At the intersection of White Rock and Ballymurphy, Cian Moran is sitting on a milk crate outside his flat. He is wearing a tight blue Speedo bathing suit. He is a heavy man. It is not an attractive sight because his stomach is at war with the elastic waist of the swimsuit and from a distance it appears Moran might be eight months pregnant as he basks alongside his girlfriend, Claire Corrigan, who, incredibly, is not blind.

“Did you bring any of that Viagra with you from America?” Moran wants to know. “That would do the boys a world of good, wouldn’t it luv? That’s the worst moment of a man’s life, failing in bed. I vote yes for Viagra.”

“Worse moment of your life was when the Park View was shut for repairs,” Corrigan tells him, referring to a bar alongside Milltown Cemetery.

That cemetery serves as sort of a huge community center for a people raised on funerals and sad farewells. The caretaker, Sean Armstrong, talks about it as if he were the curator of a macabre Hall of Fame, pointing out where various people’s remains lie, how they died, and whether they were on “active duty” when they fell in the long fight against England.

“Oh, cemeteries are big stuff in Ireland,” Monsignor Denis Faul points out. “Big stuff.”

So are priests. In the absence of a true, old-fashioned political network, priests are a combination of state reps and city councilors who are wired throughout their parishes. Nothing happens without their knowledge. Not a birth. A death. A fight, a plot, a prayer, or a promise. Nothing!

Back in Holy Trinity Church, Mary Kelly sat with bowed head a few days prior to the biggest event in her life. She is 91 and could barely wait to cast a ballot for the future last Friday.

“Not so much for me but for the younger people,” she observed. “People like my son.”

“How old is your son?” she was asked.

“70,” she replied.

In one day, she sat through two Masses, a First Communion, and a gypsy wedding. The church is actually her second home. It is a quiet haven from the horrors that have stalked the old lady’s neighborhood for at least 30 years, filling the streets around her with an awful sadness and a nearly constant violence that leveled off only in the past three years but now, with a tremendous “Yes” vote, could actually recede to the point where children born today could assume a normal childhood tomorrow.

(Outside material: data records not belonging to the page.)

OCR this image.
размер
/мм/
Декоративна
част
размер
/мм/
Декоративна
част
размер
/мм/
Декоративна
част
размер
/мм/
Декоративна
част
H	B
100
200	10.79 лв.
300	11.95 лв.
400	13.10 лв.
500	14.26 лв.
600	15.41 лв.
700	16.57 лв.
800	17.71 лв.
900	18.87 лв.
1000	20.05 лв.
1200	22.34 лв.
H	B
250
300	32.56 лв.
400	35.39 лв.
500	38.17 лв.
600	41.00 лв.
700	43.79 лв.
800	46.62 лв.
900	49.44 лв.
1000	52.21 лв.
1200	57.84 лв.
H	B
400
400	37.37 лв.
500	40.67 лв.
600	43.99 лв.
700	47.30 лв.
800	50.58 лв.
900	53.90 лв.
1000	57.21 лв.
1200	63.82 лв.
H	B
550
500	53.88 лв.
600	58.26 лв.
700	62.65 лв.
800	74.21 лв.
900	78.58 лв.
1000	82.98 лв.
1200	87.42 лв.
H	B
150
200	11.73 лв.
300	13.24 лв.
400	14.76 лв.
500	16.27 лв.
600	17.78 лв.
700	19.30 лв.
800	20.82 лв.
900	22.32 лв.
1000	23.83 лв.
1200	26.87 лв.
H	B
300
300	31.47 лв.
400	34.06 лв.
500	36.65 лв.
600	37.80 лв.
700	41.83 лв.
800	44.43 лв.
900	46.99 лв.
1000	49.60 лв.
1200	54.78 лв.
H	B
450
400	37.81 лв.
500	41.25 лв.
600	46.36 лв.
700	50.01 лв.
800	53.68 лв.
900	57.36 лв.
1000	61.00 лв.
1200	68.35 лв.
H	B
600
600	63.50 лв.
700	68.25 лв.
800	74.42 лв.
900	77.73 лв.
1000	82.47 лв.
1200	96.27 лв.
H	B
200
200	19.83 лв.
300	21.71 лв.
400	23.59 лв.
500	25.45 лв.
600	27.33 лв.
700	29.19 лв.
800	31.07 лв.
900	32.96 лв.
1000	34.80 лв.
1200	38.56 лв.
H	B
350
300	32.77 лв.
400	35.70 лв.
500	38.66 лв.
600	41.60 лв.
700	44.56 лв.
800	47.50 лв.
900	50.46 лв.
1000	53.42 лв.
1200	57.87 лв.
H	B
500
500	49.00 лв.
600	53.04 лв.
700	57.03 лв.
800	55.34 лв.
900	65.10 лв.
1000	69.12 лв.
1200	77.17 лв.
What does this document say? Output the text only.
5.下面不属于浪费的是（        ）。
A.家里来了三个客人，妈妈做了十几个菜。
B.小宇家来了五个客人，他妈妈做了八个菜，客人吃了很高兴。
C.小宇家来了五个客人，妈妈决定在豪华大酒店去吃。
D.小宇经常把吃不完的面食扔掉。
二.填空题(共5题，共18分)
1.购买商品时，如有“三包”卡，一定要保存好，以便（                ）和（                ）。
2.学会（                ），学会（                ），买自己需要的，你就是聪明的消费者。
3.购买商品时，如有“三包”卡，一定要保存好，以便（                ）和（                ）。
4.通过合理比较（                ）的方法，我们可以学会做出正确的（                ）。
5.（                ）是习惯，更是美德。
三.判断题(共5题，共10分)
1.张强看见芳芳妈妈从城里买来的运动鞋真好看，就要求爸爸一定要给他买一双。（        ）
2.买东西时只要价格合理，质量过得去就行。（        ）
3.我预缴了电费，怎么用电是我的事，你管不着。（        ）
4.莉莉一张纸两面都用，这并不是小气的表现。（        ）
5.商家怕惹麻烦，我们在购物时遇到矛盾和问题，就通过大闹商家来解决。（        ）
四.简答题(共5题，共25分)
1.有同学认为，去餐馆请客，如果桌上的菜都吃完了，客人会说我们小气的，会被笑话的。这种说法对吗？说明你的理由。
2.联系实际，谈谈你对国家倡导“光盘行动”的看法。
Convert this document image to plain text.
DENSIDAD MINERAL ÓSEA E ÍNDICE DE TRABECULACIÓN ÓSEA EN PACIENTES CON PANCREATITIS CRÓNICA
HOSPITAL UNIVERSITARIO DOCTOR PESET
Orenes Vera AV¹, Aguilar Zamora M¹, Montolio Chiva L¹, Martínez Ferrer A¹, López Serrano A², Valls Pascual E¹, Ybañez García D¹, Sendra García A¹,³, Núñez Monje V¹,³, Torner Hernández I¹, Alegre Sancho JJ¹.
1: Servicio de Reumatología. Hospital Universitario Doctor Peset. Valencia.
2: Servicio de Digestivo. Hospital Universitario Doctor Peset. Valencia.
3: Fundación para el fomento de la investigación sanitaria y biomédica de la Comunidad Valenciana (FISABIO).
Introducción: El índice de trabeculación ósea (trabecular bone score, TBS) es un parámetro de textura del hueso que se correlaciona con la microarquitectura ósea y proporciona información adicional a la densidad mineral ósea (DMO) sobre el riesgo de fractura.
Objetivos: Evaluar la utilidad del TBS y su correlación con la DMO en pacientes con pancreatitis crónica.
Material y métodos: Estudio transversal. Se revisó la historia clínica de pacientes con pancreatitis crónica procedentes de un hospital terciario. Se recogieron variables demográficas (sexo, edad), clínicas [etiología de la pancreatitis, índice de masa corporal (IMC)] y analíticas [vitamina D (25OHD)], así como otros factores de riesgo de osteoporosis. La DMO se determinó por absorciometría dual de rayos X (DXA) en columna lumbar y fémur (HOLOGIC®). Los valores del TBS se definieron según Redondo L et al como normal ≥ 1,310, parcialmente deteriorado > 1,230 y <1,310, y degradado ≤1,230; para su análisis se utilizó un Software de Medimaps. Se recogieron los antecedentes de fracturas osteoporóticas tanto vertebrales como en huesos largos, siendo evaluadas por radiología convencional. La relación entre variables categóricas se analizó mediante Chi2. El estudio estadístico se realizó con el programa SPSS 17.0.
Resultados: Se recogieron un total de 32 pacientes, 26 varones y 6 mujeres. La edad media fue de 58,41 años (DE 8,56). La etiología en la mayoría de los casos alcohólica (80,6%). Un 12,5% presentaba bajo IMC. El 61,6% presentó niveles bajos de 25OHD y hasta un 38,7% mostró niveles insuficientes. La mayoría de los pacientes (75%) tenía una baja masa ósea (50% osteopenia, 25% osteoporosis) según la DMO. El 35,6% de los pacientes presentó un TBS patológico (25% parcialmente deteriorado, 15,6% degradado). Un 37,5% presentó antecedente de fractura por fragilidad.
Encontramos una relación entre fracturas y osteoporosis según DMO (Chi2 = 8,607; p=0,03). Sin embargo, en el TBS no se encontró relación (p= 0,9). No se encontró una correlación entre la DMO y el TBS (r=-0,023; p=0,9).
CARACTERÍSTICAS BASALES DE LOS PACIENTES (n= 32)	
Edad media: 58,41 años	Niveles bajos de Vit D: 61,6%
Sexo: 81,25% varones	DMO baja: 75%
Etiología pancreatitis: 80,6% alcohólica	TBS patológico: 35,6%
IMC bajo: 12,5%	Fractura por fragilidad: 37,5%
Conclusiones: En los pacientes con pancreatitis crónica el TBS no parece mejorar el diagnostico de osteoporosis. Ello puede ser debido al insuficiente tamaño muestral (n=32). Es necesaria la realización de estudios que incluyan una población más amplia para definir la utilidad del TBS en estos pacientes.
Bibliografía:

That sound — laughter — remains the hallmark of a resilient people who have survived a horrible history due, in some small measure, to the safety net provided by their own sense of humor. Their city and country have been mangled by murder and bigotry, but the people are still standing, some of them even hopeful, in a place progressive enough to vote for peace as well as build a convention center that can’t get off the ground back in Boston.